Der Begriff der besonderen oder ausschließlichen Rechte ist ein Kernelement der Definition des Anwendungsbereichs dieser Richtlinie, da Auftraggeber, bei denen es sich weder um öffentliche Auftraggeber noch um öffentliche Unternehmen im Sinne dieser Richtlinie handelt, deren Bestimmungen nur insoweit unterliegen, als sie eine der aufgrund besonderer oder ausschließlicher Rechte erfassten Tätigkeiten ausüben. Daher ist es angezeigt klarzustellen, dass Rechte, die im Wege eines Verfahrens gewährt wurden, das auf objektiven Kriterien beruht, die sich insbesondere aus Rechtsvorschriften der Union herleiten, und bei dem eine angemessene Publizität gewährleistet wurde, keine besonderen oder ausschließlichen Rechte im Sinne dieser Richtlinie darstellen.
Zu den einschlägigen Rechtsvorschriften sollten zählen: die Richtlinie 2009/73/EG des Europäischen Parlaments und des Rates (9), die Richtlinie 2009/72/EG des Europäischen Parlament und des Rates (10), die Richtlinie 97/67/EG des Europäischen Parlament und des Rates (11), die Richtlinie 94/22/EG des Europäischen Parlaments und des Rates (12) und die Verordnung (EG) Nr. 1370/2007 des Europäischen Parlaments und des Rates (13).
Es sollte ferner präzisiert werden, dass diese Liste mit Rechtsvorschriften nicht erschöpfend ist und dass in beliebiger Form — auch über Konzessionen — eingeräumte Rechte, die im Wege anderer Verfahren auf der Grundlage objektiver Kriterien gewährt werden und bei denen eine angemessene Publizität gewährleistet wurde, keine besonderen oder ausschließlichen Rechte für die Zwecke der Bestimmung des Anwendungsbereichs dieser Richtlinie im Hinblick auf die erfassten Personenkreise darstellen. Der Begriff der ausschließlichen Rechte sollte auch herangezogen werden, wenn es darum geht, zu bestimmen, ob die Verwendung eines Verhandlungsverfahrens ohne vorherigen Aufruf zum Wettbewerb gerechtfertigt wäre, da die Bauleistungen, Lieferungen oder Dienstleistungen aufgrund des Schutzes bestimmter ausschließlicher Rechte nur von einem konkreten Wirtschaftsteilnehmer erbracht werden können.
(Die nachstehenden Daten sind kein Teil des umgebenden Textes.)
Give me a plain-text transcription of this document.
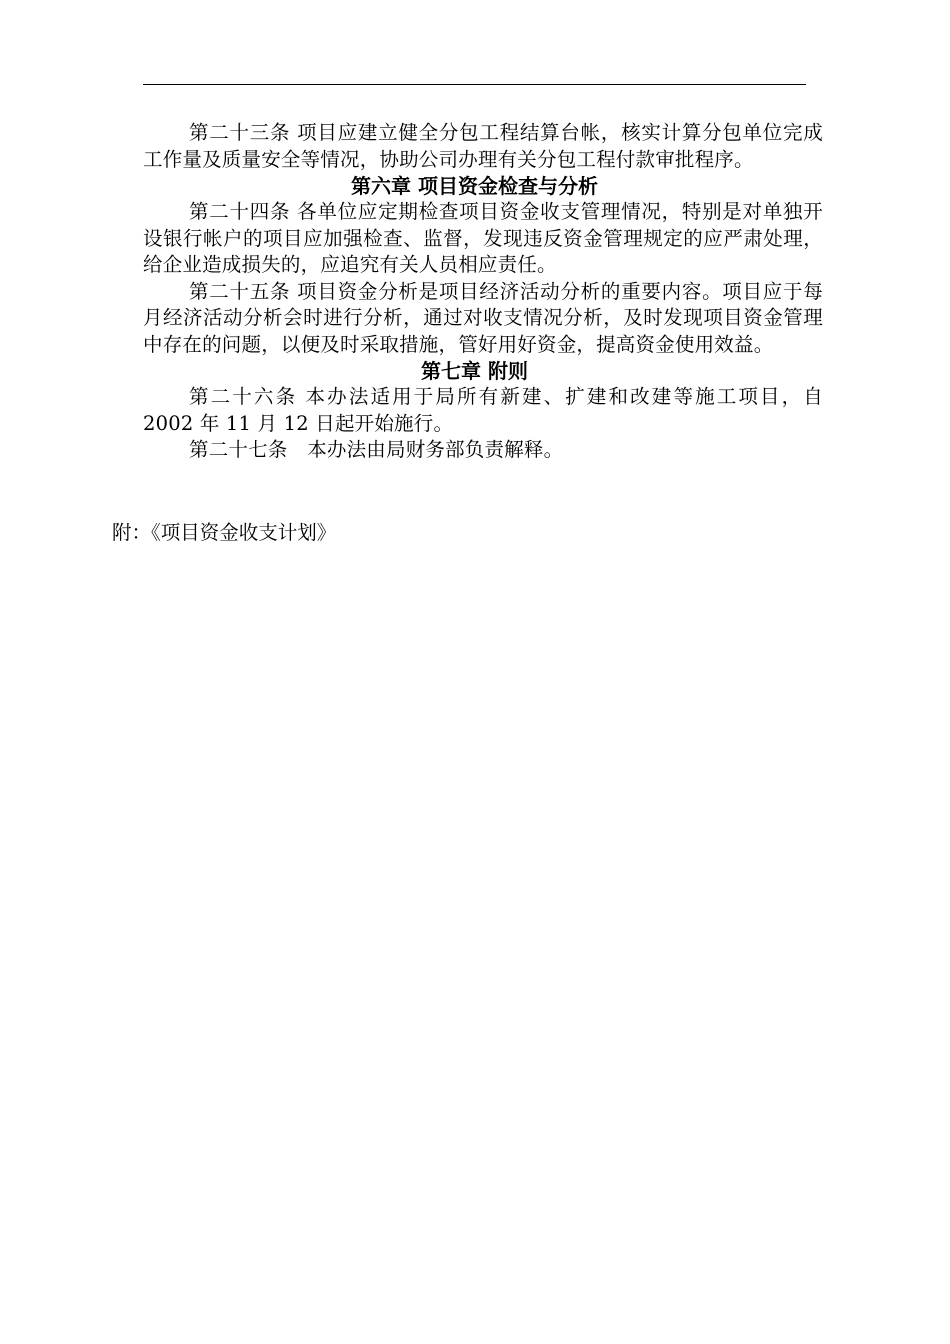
第二十三条 项目应建立健全分包工程结算台帐，核实计算分包单位完成工作量及质量安全等情况，协助公司办理有关分包工程付款审批程序。

第六章 项目资金检查与分析

第二十四条 各单位应定期检查项目资金收支管理情况，特别是对单独开设银行帐户的项目应加强检查、监督，发现违反资金管理规定的应严肃处理，给企业造成损失的，应追究有关人员相应责任。

第二十五条 项目资金分析是项目经济活动分析的重要内容。项目应于每月经济活动分析会时进行分析，通过对收支情况分析，及时发现项目资金管理中存在的问题，以便及时采取措施，管好用好资金，提高资金使用效益。

第七章 附则

第二十六条 本办法适用于局所有新建、扩建和改建等施工项目，自 2002 年 11 月 12 日起开始施行。

第二十七条　本办法由局财务部负责解释。

附：《项目资金收支计划》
Angesichts der unterschiedlichen Ratio legis dieser Bestimmungen sollte jedoch klargestellt werden, dass der Begriff der ausschließlichen Rechte in den beiden Fällen nicht notwendigerweise dieselbe Bedeutung hat. Es sollte daher klargestellt werden, dass eine Einrichtung, die das ausschließliche Recht zur Erbringung einer bestimmten Dienstleistung in einem bestimmten geografischen Gebiet anhand eines auf objektiven Kriterien beruhenden Verfahrens, bei dem eine angemessene Transparenz gewährleistet wurde, erhalten hat, nicht selbst, sofern es sich um eine private Einrichtung handelt, ein Auftraggeber wäre, aber nichtsdestoweniger die einzige Einrichtung wäre, die die betreffende Dienstleistung in diesem Gebiet erbringen kann.